Thanks for the post. I laughed so hard because i know now that i'm not the only one. I'm right there with you. It looks like we started at the exact same time and made about the same mistakes.. I had the additional mistake of clogging my return and overflowing my GB that FELL (yes, as in dropped from above) into my tank!!

I first just ran some tap water and dropped so poor fishes into in after it was aerated for a few days. RIP little fishy, I know what chloramine is. Apparently you can boil your water for 10 mins to get rid of it. 

Of course i didn't do that, I used tetra safe start which is a mistake (as the company said it may not be safe for food fish for consumable plants) to get rid of chlorine and chloramine. 

I also just replanted some rinsed off soil plants into the grow bed. Having no knowledge of the nitrogen cycle, I thought the plants would just feed on the nitrogen (apparently also true) and that the plants converted it into nitrate. *rolls eyes* So, i contaminated my system with soil that had fertilizer in it, among a multitude of other contaminates I don't want in my system. 

I also have more pump then system. so i also put it on a timer. and shut it off at night. the problem with that is that any good bacteria starting to grow on my hydroten will die each night because i let it dry out.

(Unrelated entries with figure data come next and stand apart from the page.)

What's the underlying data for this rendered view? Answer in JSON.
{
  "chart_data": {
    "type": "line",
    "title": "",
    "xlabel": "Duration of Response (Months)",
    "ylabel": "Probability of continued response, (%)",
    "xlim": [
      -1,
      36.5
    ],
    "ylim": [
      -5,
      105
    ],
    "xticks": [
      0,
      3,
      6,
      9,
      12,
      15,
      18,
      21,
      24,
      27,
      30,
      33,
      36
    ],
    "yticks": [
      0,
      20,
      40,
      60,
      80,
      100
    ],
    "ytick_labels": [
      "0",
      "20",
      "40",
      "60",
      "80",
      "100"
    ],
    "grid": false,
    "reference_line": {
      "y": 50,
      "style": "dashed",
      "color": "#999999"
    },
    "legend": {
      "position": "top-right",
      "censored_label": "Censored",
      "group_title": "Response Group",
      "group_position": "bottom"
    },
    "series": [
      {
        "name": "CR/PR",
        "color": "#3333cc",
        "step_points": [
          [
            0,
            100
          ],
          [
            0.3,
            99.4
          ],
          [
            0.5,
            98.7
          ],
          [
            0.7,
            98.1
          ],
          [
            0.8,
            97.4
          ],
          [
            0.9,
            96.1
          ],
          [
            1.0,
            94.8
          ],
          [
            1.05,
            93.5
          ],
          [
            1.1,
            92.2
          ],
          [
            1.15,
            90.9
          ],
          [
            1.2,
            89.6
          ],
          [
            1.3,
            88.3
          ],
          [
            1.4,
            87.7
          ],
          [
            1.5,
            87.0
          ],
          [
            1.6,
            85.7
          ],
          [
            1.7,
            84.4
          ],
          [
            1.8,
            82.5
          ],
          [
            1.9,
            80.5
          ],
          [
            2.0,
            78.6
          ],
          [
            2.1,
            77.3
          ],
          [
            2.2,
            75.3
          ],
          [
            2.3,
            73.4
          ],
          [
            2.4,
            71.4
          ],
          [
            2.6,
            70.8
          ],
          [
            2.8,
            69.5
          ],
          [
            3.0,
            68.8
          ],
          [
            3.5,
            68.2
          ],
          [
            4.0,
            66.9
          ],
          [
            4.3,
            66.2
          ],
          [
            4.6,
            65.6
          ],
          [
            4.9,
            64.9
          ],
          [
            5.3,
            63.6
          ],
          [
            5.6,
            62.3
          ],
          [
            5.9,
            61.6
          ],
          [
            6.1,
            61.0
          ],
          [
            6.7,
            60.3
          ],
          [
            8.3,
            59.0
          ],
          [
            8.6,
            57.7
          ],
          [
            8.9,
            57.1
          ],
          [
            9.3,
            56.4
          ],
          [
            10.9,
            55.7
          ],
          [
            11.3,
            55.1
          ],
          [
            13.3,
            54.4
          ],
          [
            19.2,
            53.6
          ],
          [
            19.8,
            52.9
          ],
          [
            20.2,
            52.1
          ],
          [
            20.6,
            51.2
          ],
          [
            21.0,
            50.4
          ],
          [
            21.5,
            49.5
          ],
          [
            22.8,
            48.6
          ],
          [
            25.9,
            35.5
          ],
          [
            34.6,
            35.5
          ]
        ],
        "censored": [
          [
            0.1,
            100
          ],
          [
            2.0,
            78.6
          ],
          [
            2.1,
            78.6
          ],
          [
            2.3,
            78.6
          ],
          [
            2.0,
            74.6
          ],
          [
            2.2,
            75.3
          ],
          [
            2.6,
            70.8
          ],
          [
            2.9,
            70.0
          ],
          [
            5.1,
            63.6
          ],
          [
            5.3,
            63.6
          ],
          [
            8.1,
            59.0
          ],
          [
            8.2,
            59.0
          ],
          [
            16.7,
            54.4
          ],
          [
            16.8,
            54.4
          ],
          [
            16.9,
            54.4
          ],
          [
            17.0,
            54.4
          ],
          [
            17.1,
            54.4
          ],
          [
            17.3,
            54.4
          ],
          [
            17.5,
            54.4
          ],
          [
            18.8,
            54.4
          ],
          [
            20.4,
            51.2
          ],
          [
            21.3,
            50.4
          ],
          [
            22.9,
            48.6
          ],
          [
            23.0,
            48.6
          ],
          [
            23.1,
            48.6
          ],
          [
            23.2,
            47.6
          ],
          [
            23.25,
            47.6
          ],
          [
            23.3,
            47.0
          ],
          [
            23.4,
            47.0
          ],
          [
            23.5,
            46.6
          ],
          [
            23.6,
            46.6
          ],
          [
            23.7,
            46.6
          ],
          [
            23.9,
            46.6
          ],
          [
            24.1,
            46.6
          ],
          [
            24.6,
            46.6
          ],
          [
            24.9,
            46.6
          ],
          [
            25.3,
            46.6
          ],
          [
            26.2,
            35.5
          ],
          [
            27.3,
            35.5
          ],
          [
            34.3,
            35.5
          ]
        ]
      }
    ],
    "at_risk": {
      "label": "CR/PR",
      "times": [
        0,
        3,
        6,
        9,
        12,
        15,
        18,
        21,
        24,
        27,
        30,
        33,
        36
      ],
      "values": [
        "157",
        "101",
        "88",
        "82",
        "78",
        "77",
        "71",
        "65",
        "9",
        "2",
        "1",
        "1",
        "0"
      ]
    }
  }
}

 My ph was 8 something and my nitrites where so dark purple they where off the scale. So, i went out and bought a regular fish tank to start again. 

I still used the tetra safestart. stuck in a few goldfish until i got some ammonia. I then pulled the goldfish out. I'm trying to let that few days of ammonia cycle. I now have nitrites and even some nitrates. I'm assuming that is good. 

I'm tearing down my old system and starting it again once i have some bacteria to use as a jump start. 

The good part in all this is that I changed my mind about PVC and i'm now building a PVCless system with fish tanks, and what appears to be safer, poly. It's a hybrid of NTF and DW with a upward spray in a series of poly satellites connected with more poly. very limited PVC usage. I know people are saying UV resistant PVC is safe, but I have my suspicions for long term intensely exposed to UV.